Schematic of the E. coli co-expression system used for the aldehyde tagging of proteins in vivo. (A) the reconstructed plasmids; (B) the expression of four kinds ST2570 that are either wildtype enzymes or modified enzymes with aldehyde groups in different positions; (C) the one-step specific immobilization of ST2570; (D) the immobilized ST2570.

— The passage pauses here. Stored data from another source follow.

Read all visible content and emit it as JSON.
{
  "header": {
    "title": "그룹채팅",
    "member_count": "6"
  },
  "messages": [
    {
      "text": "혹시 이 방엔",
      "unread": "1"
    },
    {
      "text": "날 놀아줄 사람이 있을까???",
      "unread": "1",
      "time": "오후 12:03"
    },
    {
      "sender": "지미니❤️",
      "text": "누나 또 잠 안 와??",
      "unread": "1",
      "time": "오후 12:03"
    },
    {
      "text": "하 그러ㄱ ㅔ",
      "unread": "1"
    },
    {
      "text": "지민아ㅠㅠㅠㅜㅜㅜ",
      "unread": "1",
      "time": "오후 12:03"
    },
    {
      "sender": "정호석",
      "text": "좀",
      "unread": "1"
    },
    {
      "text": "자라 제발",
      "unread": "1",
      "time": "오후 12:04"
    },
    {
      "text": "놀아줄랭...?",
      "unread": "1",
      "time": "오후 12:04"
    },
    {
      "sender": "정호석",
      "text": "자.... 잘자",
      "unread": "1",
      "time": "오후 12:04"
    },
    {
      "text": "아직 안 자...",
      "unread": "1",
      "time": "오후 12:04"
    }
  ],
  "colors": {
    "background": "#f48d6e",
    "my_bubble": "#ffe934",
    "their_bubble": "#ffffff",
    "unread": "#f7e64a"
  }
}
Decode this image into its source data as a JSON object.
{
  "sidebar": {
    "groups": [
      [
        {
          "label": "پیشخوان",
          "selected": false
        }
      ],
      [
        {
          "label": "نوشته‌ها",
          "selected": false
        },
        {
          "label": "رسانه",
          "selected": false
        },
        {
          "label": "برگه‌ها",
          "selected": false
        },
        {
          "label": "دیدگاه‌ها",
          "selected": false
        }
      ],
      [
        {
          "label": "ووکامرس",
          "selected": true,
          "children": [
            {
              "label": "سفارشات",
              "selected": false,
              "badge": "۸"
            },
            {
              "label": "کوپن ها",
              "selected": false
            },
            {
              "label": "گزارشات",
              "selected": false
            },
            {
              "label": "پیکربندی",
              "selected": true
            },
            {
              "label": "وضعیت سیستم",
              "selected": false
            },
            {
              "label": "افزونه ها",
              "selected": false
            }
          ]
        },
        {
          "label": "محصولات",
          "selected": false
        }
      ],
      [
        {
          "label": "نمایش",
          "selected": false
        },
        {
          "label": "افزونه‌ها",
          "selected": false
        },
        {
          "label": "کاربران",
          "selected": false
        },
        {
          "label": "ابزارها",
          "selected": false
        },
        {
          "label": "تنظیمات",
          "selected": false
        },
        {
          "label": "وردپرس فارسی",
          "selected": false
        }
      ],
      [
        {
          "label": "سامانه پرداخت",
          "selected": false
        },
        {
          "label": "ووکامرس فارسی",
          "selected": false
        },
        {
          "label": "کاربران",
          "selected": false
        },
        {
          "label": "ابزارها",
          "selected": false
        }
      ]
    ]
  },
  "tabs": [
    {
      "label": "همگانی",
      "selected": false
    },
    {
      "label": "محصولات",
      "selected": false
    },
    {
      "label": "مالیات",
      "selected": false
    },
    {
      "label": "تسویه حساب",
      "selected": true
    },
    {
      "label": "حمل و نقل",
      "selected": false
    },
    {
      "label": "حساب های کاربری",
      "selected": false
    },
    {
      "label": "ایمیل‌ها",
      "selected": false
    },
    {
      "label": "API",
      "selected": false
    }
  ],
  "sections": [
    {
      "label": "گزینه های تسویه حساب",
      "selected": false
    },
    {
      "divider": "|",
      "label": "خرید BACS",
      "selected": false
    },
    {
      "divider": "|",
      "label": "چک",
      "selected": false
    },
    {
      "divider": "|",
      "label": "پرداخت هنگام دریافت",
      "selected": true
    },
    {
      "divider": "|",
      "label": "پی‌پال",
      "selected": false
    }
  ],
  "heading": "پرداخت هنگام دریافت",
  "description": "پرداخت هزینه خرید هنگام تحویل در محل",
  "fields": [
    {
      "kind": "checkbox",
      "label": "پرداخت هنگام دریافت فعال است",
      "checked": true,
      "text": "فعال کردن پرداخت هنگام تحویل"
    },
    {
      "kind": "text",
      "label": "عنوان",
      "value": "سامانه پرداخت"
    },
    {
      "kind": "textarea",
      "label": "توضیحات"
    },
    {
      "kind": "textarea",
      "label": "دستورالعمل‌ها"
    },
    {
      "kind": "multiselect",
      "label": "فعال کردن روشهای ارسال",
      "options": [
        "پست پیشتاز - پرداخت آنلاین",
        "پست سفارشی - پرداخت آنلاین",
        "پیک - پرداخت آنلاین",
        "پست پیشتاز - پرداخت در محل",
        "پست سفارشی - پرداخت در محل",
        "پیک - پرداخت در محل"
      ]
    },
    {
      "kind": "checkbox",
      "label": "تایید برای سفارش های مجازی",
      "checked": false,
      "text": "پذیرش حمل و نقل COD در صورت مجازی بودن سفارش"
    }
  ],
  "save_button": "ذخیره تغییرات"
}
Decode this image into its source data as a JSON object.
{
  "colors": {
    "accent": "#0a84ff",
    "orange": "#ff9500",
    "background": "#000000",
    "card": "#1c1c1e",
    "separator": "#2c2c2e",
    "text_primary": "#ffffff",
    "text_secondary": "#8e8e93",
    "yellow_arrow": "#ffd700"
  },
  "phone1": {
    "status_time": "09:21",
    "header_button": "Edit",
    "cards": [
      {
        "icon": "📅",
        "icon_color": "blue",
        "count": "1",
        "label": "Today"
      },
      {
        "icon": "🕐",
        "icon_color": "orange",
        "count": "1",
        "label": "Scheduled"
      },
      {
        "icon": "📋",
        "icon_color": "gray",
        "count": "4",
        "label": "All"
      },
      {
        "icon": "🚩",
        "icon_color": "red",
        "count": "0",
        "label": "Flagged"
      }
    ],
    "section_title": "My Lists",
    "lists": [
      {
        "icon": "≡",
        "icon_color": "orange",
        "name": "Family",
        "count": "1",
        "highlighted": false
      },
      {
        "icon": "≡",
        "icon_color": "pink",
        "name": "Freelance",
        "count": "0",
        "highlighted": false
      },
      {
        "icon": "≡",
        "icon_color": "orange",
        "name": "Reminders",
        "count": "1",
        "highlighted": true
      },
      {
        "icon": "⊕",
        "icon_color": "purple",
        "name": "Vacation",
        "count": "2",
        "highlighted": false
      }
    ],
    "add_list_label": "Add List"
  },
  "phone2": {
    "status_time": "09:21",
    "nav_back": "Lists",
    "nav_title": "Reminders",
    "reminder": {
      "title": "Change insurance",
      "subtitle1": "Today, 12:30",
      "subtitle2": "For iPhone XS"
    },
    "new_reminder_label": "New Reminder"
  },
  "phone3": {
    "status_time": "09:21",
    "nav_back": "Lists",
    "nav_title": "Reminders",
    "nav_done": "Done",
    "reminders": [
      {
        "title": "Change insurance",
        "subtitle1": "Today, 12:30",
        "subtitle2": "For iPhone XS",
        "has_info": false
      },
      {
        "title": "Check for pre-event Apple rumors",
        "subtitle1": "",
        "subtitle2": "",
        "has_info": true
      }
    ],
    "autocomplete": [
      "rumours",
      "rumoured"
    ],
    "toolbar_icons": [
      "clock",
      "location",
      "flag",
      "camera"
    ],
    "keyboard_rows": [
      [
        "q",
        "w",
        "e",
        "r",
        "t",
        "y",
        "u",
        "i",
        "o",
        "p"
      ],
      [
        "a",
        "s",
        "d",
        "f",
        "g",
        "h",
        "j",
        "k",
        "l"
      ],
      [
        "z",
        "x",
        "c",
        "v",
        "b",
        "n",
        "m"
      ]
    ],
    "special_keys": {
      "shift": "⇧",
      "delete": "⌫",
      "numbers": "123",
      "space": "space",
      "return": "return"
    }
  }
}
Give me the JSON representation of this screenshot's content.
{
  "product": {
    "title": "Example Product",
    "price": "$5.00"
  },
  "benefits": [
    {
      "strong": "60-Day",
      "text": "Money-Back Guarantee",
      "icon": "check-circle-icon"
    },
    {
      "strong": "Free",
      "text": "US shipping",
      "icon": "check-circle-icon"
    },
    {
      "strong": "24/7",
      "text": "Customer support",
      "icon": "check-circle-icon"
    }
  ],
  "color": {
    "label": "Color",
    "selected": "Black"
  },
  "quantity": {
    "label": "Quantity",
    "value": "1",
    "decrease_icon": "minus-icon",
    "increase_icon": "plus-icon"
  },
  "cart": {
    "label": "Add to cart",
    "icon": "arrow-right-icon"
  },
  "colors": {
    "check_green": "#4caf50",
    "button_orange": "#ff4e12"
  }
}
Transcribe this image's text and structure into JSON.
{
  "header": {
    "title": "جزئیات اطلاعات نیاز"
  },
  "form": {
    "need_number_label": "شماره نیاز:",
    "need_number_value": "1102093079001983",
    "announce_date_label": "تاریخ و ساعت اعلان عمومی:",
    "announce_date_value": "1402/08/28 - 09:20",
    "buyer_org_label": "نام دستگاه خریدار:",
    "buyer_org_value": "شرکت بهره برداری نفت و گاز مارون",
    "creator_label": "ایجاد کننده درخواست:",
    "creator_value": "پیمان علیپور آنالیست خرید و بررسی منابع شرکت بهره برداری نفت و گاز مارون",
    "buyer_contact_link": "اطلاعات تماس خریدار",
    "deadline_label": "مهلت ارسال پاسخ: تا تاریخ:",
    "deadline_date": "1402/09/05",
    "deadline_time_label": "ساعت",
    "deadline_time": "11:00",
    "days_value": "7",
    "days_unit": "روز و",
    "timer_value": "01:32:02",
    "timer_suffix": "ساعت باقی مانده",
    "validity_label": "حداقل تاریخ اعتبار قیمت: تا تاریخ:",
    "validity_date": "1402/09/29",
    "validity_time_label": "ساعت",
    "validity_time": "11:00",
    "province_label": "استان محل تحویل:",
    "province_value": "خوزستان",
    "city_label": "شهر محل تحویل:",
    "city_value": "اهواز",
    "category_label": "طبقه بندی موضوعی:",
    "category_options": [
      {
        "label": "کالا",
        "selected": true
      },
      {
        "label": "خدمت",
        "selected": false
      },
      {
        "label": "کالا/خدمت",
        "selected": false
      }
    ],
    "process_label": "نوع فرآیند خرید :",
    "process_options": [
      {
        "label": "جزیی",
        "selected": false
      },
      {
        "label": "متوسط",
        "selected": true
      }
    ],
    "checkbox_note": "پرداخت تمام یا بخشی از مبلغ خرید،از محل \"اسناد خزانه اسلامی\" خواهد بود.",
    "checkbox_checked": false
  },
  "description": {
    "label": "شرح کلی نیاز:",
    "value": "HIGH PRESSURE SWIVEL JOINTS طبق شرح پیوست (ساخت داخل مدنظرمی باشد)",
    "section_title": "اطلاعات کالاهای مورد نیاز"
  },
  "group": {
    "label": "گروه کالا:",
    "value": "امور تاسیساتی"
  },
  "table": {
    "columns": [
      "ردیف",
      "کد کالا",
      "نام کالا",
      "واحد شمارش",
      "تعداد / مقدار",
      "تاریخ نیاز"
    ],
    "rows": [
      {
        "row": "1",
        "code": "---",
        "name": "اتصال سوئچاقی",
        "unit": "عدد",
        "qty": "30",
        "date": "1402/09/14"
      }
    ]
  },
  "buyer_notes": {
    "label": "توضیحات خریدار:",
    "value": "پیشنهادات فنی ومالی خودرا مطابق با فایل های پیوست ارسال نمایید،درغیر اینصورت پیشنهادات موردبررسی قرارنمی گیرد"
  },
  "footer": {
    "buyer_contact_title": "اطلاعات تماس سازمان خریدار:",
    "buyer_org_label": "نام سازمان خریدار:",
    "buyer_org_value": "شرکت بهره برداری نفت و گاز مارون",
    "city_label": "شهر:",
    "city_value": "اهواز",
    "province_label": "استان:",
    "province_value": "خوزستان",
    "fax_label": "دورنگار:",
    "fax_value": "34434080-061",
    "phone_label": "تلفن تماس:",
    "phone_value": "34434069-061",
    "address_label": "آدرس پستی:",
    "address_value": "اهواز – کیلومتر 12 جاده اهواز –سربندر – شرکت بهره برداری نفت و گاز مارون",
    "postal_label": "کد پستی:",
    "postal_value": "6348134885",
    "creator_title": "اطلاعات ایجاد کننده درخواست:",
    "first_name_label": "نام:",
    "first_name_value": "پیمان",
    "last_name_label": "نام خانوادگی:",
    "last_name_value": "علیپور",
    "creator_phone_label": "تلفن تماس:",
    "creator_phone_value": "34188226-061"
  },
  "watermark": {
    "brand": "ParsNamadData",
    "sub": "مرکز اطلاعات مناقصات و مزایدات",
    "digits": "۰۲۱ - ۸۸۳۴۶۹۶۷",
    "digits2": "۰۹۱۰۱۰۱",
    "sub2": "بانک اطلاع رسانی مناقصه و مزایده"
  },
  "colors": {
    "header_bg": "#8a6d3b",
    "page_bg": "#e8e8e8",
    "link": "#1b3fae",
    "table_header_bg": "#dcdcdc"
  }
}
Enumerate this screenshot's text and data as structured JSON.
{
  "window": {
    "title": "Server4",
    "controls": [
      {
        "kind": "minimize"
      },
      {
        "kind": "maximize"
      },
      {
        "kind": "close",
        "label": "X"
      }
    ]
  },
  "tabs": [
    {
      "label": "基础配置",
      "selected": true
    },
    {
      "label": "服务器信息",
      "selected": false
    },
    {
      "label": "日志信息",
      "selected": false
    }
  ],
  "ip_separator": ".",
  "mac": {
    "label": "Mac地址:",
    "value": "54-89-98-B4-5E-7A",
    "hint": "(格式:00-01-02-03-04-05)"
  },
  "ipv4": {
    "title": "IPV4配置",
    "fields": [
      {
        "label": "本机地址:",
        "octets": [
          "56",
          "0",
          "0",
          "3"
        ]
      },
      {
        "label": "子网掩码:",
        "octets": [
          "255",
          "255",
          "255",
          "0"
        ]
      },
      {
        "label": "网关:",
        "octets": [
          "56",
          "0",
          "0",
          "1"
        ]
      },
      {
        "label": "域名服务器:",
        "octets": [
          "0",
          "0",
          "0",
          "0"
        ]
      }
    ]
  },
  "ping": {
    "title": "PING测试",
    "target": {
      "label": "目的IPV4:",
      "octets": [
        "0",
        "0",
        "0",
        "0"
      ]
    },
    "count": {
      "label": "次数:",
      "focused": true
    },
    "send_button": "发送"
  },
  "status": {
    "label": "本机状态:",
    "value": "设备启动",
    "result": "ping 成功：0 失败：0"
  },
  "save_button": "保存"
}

It is well-known that both the method and the support used might impact the efficiency of enzyme immobilization. Inorganic supports can form manageable particles with large surface areas, are reactive towards derivatizing/functionalizing agents and present excellent thermal and microbial resistance, reasonable mechanical strength and chemical resistance under operational conditions. On the other hand, mesoporous supports not only exhibit a very high specific surface (up to 500 m2/g), but can also host the enzyme molecules within pores and protect against physical and mechanical damages [20]. Fortunately, SBA-15 has all the advantages above and was selected as the support. Amino functionalized SBA-15 is also low-cost and convenient for the one-step specific immobilization of ST2570 (Scheme 1C).

2. Results and Discussion

2.1. Expression and Purification

The aldehyde tag (LCTPSR) was ligated into the C or N-terminal or both terminals of ST2570 using the reconstructed plasmid pET28a. However, results showed that the aldehyde tag variably affected the protein expression level and enzyme activity (Figure 1). Unlike wildtype proteins, all of the aldehyde-tagged ST2570 reduced the level of expression, which can evidently affect the enzyme activity. The C-terminal tag improved the activity of enzyme, despite a reduced level of expression, but the enzyme with double-sided aldehyde tags lost almost all activity. These results indicated that the fused polypeptide tag affects protein folding and the tertiary structure.

Figure 1

Effect of the fused aldehyde tag on the expression level and activity of the recombinant protein ST2570.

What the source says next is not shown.